Obviousness of Claim 20 (Liquid Pharmaceutical Composition)

Claim 20 is directed to a substantially non-aqueous liquid composition containing a corticosteroid and a "bio-gelling polymer" that increases viscosity upon contact with the gastrointestinal tract.

Combination of Prior Art:

1. Primary Reference: The background disclosure of the '598 patent itself (and its family, e.g., the '729 patent), which describes the clinical need and prior "off-label" practices.
2. Secondary Reference: General knowledge in the art regarding mucoadhesive and in-situ gelling drug delivery systems.

Analysis:
The specification of the '598 patent establishes the problem to be solved: existing liquid corticosteroid treatments for EoE, such as mixing nebulizer solutions with sugar to create a slurry, are suboptimal because they are quickly washed away from the esophagus. The goal is to increase the residence time of the corticosteroid on the inflamed tissue.
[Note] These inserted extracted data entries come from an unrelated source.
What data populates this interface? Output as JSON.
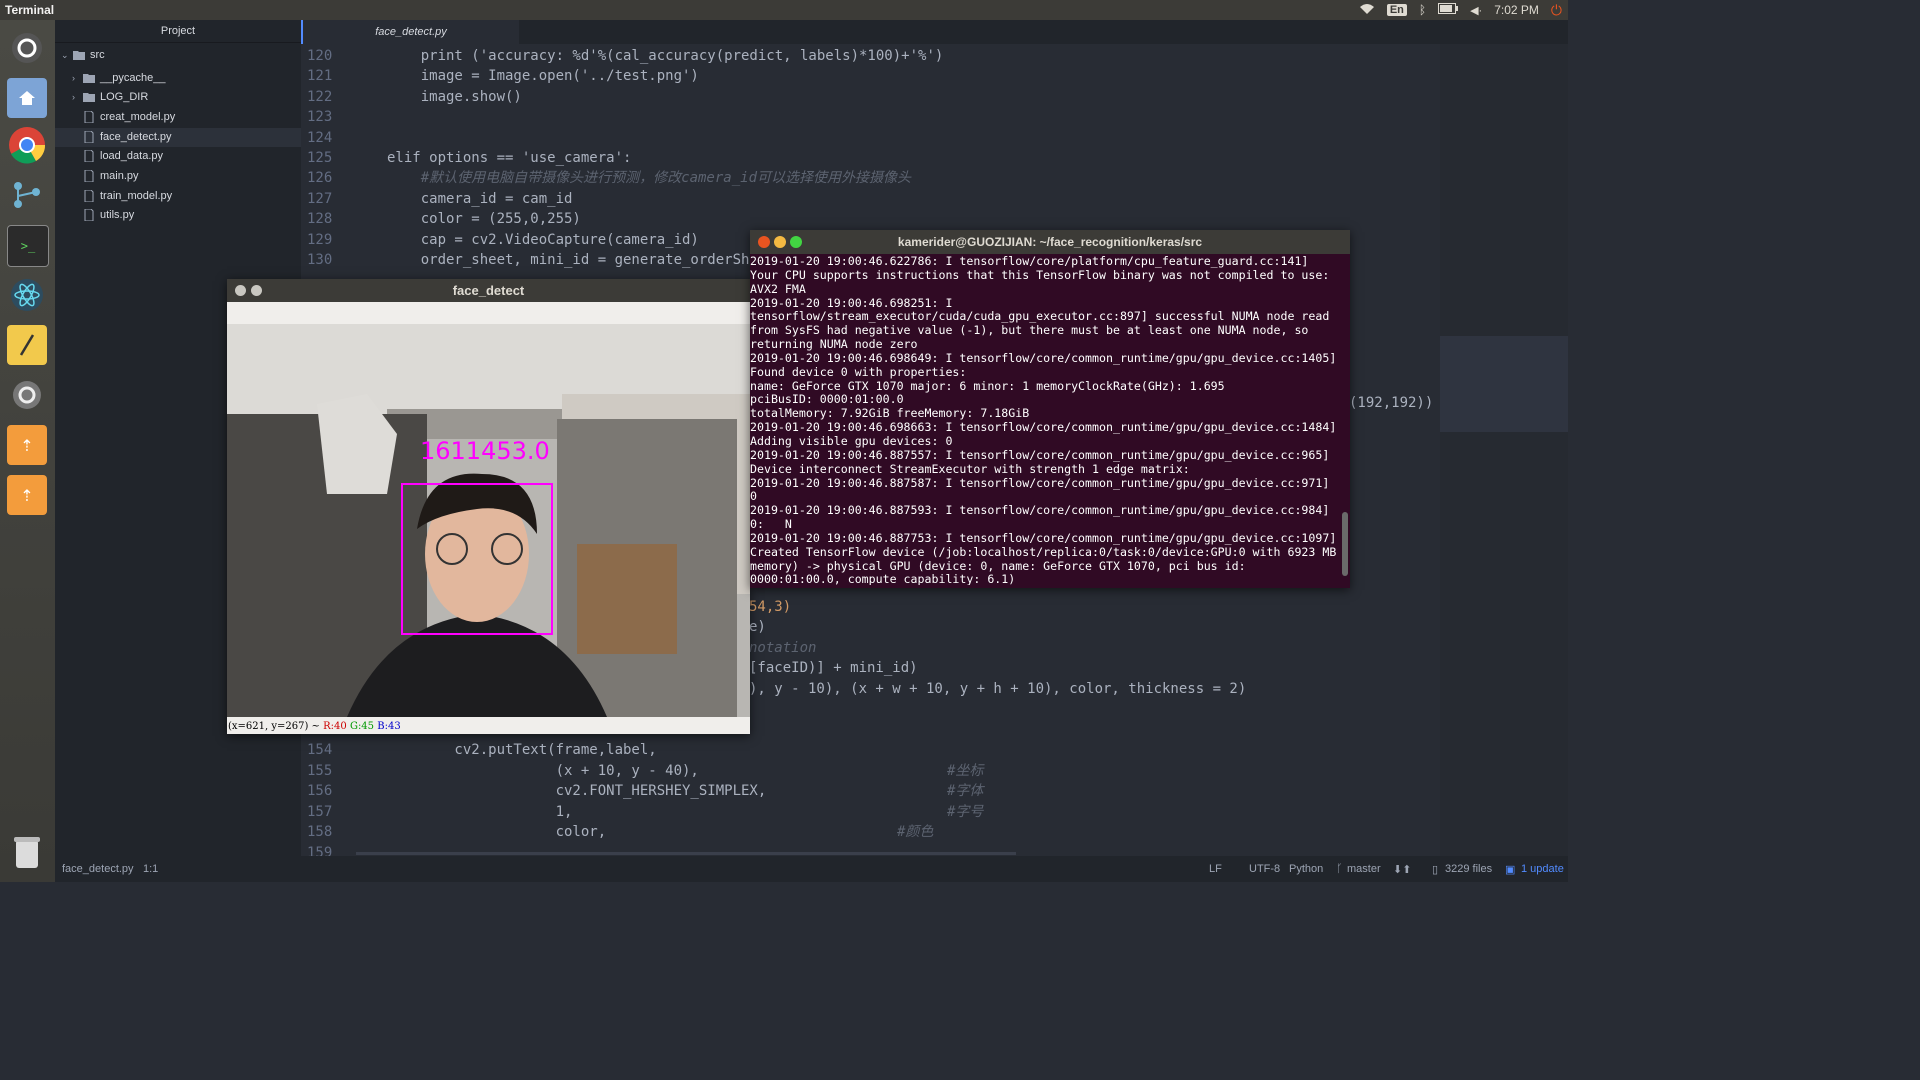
{
  "topbar": {
    "app_title": "Terminal",
    "lang": "En",
    "time": "7:02 PM",
    "icons": [
      "wifi-icon",
      "bluetooth-icon",
      "battery-icon",
      "volume-icon",
      "power-icon"
    ]
  },
  "launcher": {
    "items": [
      "ubuntu-dash-icon",
      "files-home-icon",
      "chrome-icon",
      "git-icon",
      "terminal-icon",
      "atom-icon",
      "text-editor-icon",
      "settings-icon",
      "usb-drive-icon",
      "usb-drive-icon",
      "trash-icon"
    ]
  },
  "tree": {
    "header": "Project",
    "items": [
      {
        "label": "src",
        "type": "folder-open"
      },
      {
        "label": "__pycache__",
        "type": "folder"
      },
      {
        "label": "LOG_DIR",
        "type": "folder"
      },
      {
        "label": "creat_model.py",
        "type": "file"
      },
      {
        "label": "face_detect.py",
        "type": "file",
        "selected": true
      },
      {
        "label": "load_data.py",
        "type": "file"
      },
      {
        "label": "main.py",
        "type": "file"
      },
      {
        "label": "train_model.py",
        "type": "file"
      },
      {
        "label": "utils.py",
        "type": "file"
      }
    ]
  },
  "editor": {
    "tab_label": "face_detect.py",
    "lines": [
      {
        "n": "120",
        "code": "    print ('accuracy: %d'%(cal_accuracy(predict, labels)*100)+'%')"
      },
      {
        "n": "121",
        "code": "    image = Image.open('../test.png')"
      },
      {
        "n": "122",
        "code": "    image.show()"
      },
      {
        "n": "123",
        "code": ""
      },
      {
        "n": "124",
        "code": ""
      },
      {
        "n": "125",
        "code": "elif options == 'use_camera':"
      },
      {
        "n": "126",
        "code": "    #默认使用电脑自带摄像头进行预测，修改camera_id可以选择使用外接摄像头"
      },
      {
        "n": "127",
        "code": "    camera_id = cam_id"
      },
      {
        "n": "128",
        "code": "    color = (255,0,255)"
      },
      {
        "n": "129",
        "code": "    cap = cv2.VideoCapture(camera_id)"
      },
      {
        "n": "130",
        "code": "    order_sheet, mini_id = generate_orderShe"
      }
    ],
    "partial_lines": [
      {
        "code": "(192,192))"
      },
      {
        "code": "54,3)"
      },
      {
        "code": "e)"
      },
      {
        "code": "notation"
      },
      {
        "code": "[faceID)] + mini_id)"
      },
      {
        "code": "), y - 10), (x + w + 10, y + h + 10), color, thickness = 2)"
      }
    ],
    "bottom_lines": [
      {
        "n": "154",
        "code": "        cv2.putText(frame,label,",
        "comment": ""
      },
      {
        "n": "155",
        "code": "                    (x + 10, y - 40),",
        "comment": "#坐标"
      },
      {
        "n": "156",
        "code": "                    cv2.FONT_HERSHEY_SIMPLEX,",
        "comment": "#字体"
      },
      {
        "n": "157",
        "code": "                    1,",
        "comment": "#字号"
      },
      {
        "n": "158",
        "code": "                    color,",
        "comment": "#颜色"
      },
      {
        "n": "159",
        "code": "",
        "comment": ""
      }
    ]
  },
  "face_window": {
    "title": "face_detect",
    "label_text": "1611453.0",
    "coord_text": "(x=621, y=267) ~",
    "r": "R:40",
    "g": "G:45",
    "b": "B:43"
  },
  "terminal": {
    "title": "kamerider@GUOZIJIAN: ~/face_recognition/keras/src",
    "output": "2019-01-20 19:00:46.622786: I tensorflow/core/platform/cpu_feature_guard.cc:141] Your CPU supports instructions that this TensorFlow binary was not compiled to use: AVX2 FMA\n2019-01-20 19:00:46.698251: I tensorflow/stream_executor/cuda/cuda_gpu_executor.cc:897] successful NUMA node read from SysFS had negative value (-1), but there must be at least one NUMA node, so returning NUMA node zero\n2019-01-20 19:00:46.698649: I tensorflow/core/common_runtime/gpu/gpu_device.cc:1405] Found device 0 with properties:\nname: GeForce GTX 1070 major: 6 minor: 1 memoryClockRate(GHz): 1.695\npciBusID: 0000:01:00.0\ntotalMemory: 7.92GiB freeMemory: 7.18GiB\n2019-01-20 19:00:46.698663: I tensorflow/core/common_runtime/gpu/gpu_device.cc:1484] Adding visible gpu devices: 0\n2019-01-20 19:00:46.887557: I tensorflow/core/common_runtime/gpu/gpu_device.cc:965] Device interconnect StreamExecutor with strength 1 edge matrix:\n2019-01-20 19:00:46.887587: I tensorflow/core/common_runtime/gpu/gpu_device.cc:971]      0\n2019-01-20 19:00:46.887593: I tensorflow/core/common_runtime/gpu/gpu_device.cc:984] 0:   N\n2019-01-20 19:00:46.887753: I tensorflow/core/common_runtime/gpu/gpu_device.cc:1097] Created TensorFlow device (/job:localhost/replica:0/task:0/device:GPU:0 with 6923 MB memory) -> physical GPU (device: 0, name: GeForce GTX 1070, pci bus id: 0000:01:00.0, compute capability: 6.1)\n█"
  },
  "status": {
    "file": "face_detect.py",
    "cursor": "1:1",
    "eol": "LF",
    "encoding": "UTF-8",
    "grammar": "Python",
    "branch": "master",
    "files": "3229 files",
    "update": "1 update"
  }
}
The use of bio-gelling polymers (including thermosensitive, pH-sensitive, or water-activated polymers) was a well-known strategy in the pharmaceutical arts for achieving prolonged topical drug delivery. Numerous cellulose derivatives, polyacrylates (carbomers), poloxamers, and other polymers were known to form gels in-situ, increasing viscosity and adhering to mucosal surfaces.

Motivation to Combine:
A POSITA, faced with the problem of improving the esophageal residence time of a liquid corticosteroid, would have been motivated to find a way to make the formulation thicker and more adhesive after administration. The most direct and obvious way to achieve this would be to incorporate a known bio-gelling or mucoadhesive polymer into the formulation. A formulator would have reasonably expected that adding a known bio-gelling polymer to a liquid corticosteroid would result in a composition that gels upon contact with saliva and the moisture of the GI tract, thereby prolonging the topical contact of the drug with the esophagus. This represents the application of a known drug delivery technology to solve a clearly identified problem, with a high degree of predictability of success.